This weekend I will be traveling to the Skowhegan Fairground to compete at the Arabian Horse Association of Maine’s annual Spring Classic Horse Show. I have gone to this show for the past six years, but this year is different because I am not taking my horse. I am taking A horse, just not MY horse.
Skowhegan is one of my favorite places to show horses. The arena is big so there is plenty of space for everyone, and it’s covered, which means protection from sun and rain, both of which are guaranteed elements of the horse showing. There are barns so horses can be stabled right on the show grounds, and the staff running the show is patient, professional and as accommodating as possible.
Raphael (Raffles) is a Swedish warmblood, a breed of horse bred to be competitive in dressage and jumping events. Raffles was athletic enough and had the training to be a participant in those sports, but he did not have the mental capacity. For such a big, macho, rugged horse, he is a downright chicken. In his bred-for sports, horses enter the show ring individually. Raffles was too scared to go by himself. I tried for years and struggled through many dressage tests to show this horse, but each one was a frustrating effort as our tests were filled with brilliant moments and then moments when Raffles was scared to death of the flowerpots and went running the opposite direction.
One summer I switched gears, trying to find a venue the horse enjoyed, and I took him to the Spring Classic, a show populated by much daintier breeds of horses. Arabians, Morgans and saddlebreds are the main competitors, although there are also quarter horses, Appaloosas, Friesians and an occasional “other.” Raffles was the only Swedish warmblood. He stood out like a sore thumb, but fit in like a cog on a wheel.

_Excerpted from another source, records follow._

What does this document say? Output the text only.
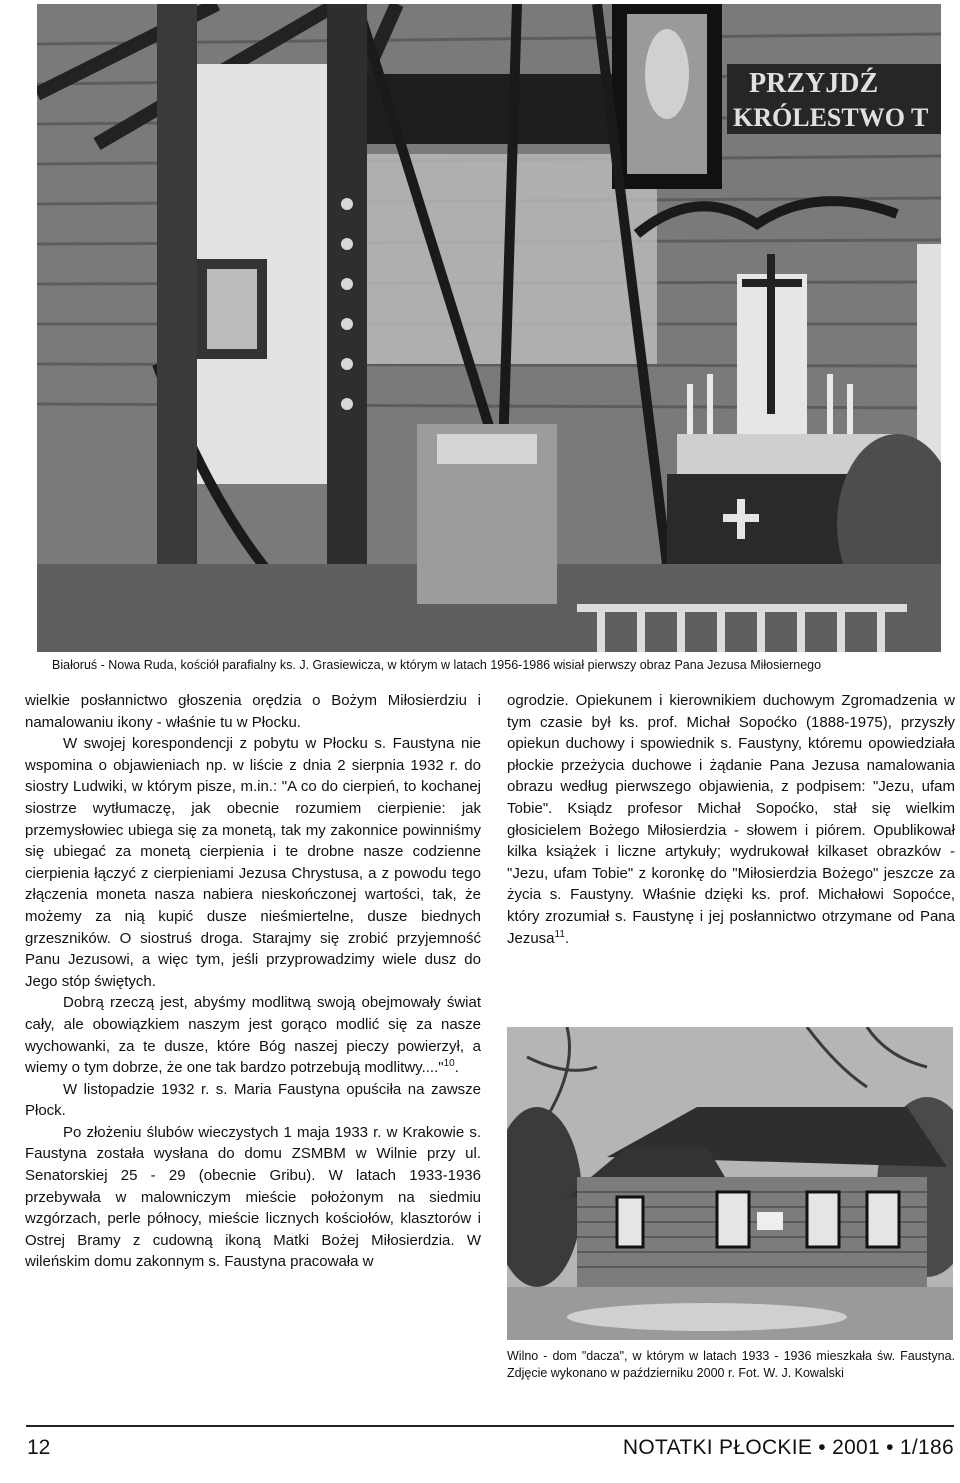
PRZYJDŹ
KRÓLESTWO T
Białoruś - Nowa Ruda, kościół parafialny ks. J. Grasiewicza, w którym w latach 1956-1986 wisiał pierwszy obraz Pana Jezusa Miłosiernego

wielkie posłannictwo głoszenia orędzia o Bożym Miłosierdziu i namalowaniu ikony - właśnie tu w Płocku.

W swojej korespondencji z pobytu w Płocku s. Faustyna nie wspomina o objawieniach np. w liście z dnia 2 sierpnia 1932 r. do siostry Ludwiki, w którym pisze, m.in.: "A co do cierpień, to kochanej siostrze wytłumaczę, jak obecnie rozumiem cierpienie: jak przemysłowiec ubiega się za monetą, tak my zakonnice powinniśmy się ubiegać za monetą cierpienia i te drobne nasze codzienne cierpienia łączyć z cierpieniami Jezusa Chrystusa, a z powodu tego złączenia moneta nasza nabiera nieskończonej wartości, tak, że możemy za nią kupić dusze nieśmiertelne, dusze biednych grzeszników. O siostruś droga. Starajmy się zrobić przyjemność Panu Jezusowi, a więc tym, jeśli przyprowadzimy wiele dusz do Jego stóp świętych.

Dobrą rzeczą jest, abyśmy modlitwą swoją obejmowały świat cały, ale obowiązkiem naszym jest gorąco modlić się za nasze wychowanki, za te dusze, które Bóg naszej pieczy powierzył, a wiemy o tym dobrze, że one tak bardzo potrzebują modlitwy...."$^{10}$.

W listopadzie 1932 r. s. Maria Faustyna opuściła na zawsze Płock.

Po złożeniu ślubów wieczystych 1 maja 1933 r. w Krakowie s. Faustyna została wysłana do domu ZSMBM w Wilnie przy ul. Senatorskiej 25 - 29 (obecnie Gribu). W latach 1933-1936 przebywała w malowniczym mieście położonym na siedmiu wzgórzach, perle północy, mieście licznych kościołów, klasztorów i Ostrej Bramy z cudowną ikoną Matki Bożej Miłosierdzia. W wileńskim domu zakonnym s. Faustyna pracowała w

ogrodzie. Opiekunem i kierownikiem duchowym Zgromadzenia w tym czasie był ks. prof. Michał Sopoćko (1888-1975), przyszły opiekun duchowy i spowiednik s. Faustyny, któremu opowiedziała płockie przeżycia duchowe i żądanie Pana Jezusa namalowania obrazu według pierwszego objawienia, z podpisem: "Jezu, ufam Tobie". Ksiądz profesor Michał Sopoćko, stał się wielkim głosicielem Bożego Miłosierdzia - słowem i piórem. Opublikował kilka książek i liczne artykuły; wydrukował kilkaset obrazków - "Jezu, ufam Tobie" z koronkę do "Miłosierdzia Bożego" jeszcze za życia s. Faustyny. Właśnie dzięki ks. prof. Michałowi Sopoćce, który zrozumiał s. Faustynę i jej posłannictwo otrzymane od Pana Jezusa$^{11}$.

Wilno - dom "dacza", w którym w latach 1933 - 1936 mieszkała św. Faustyna. Zdjęcie wykonano w październiku 2000 r. Fot. W. J. Kowalski

12	NOTATKI PŁOCKIE • 2001 • 1/186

At Skowhegan, he got to go in the ring with a crowd of horses, which made him feel secure and confident. His inner ham began to emerge. The crowds cheering and whistling only fed his ego and he performed as he was meant to. Not every show was wonderful. There were times when he was a little too fueled by the crowd and would have a bucking fit, but generally he showed well and we came home with many championship ribbons. He became a rock star of the horse show and people would tell me they would go to the show ring just to watch his ride. People stopped by his stall to visit him and ask if they could pet him.
Often, people would comment about him being a push-button horse, meaning a horse that was so well-trained you only had to push a button for him to perform. Oh, if only they knew. I could ride Raffles because I understood him and knew him so well, but he was no easy ride. He took a great amount of strength and delicacy to ride. He required strict attention and a rider could not get distracted for a moment. The only reason we showed so well is because we worked together so well. Raffles was my poker horse; I had to know when to hold him and when to fold. If I held him too much, he’d rebel, but if I backed off too much he would gambol, and someone else would take home the pot.

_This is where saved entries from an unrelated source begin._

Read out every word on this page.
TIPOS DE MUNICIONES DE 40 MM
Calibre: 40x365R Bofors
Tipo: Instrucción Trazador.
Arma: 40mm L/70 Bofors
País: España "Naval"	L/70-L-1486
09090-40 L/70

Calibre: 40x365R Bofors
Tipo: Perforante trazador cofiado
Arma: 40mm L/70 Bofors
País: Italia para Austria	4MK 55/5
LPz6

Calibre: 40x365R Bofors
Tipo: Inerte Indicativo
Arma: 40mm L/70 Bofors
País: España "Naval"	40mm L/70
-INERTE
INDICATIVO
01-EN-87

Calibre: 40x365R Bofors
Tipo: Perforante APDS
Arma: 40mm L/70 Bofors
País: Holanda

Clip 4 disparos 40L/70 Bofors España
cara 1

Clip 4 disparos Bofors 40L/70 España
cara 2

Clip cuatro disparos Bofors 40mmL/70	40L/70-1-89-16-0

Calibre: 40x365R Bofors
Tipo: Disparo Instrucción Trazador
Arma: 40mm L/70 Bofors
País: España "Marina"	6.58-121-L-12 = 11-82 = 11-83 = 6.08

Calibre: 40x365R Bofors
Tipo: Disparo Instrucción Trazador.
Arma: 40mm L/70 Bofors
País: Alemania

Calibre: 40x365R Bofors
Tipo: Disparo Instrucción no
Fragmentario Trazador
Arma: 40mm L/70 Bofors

Last year was his last year of showing. At 25 years old, I thought it was time to retire him. My weekends at the Skowhegan shows were always something I looked forward to because I got some undivided attention time with my horse. It was through those shows that I began to relish riding my horse instead of dreading it.
I will miss showing Raffles. I know him by heart. I am glad to have found something we enjoyed doing together, even if it wasn’t what we were “supposed” to do. Not every horse is going to fit in the slot we have picked out for them. It is up to us to be flexible, consider other options, and not force a horse into a career for which it isn’t suited.
All of the horse shows at the Skowhegan Fairground are open to the public and have no admission cost. Though Raffles the Rock Star won’t be there, there are many, many other magnificent horses to watch. Look for my new show horse, One Chance Fancy, owned by Emma O’Connor of Glenburn. I’m betting she’s going to ace her first big show.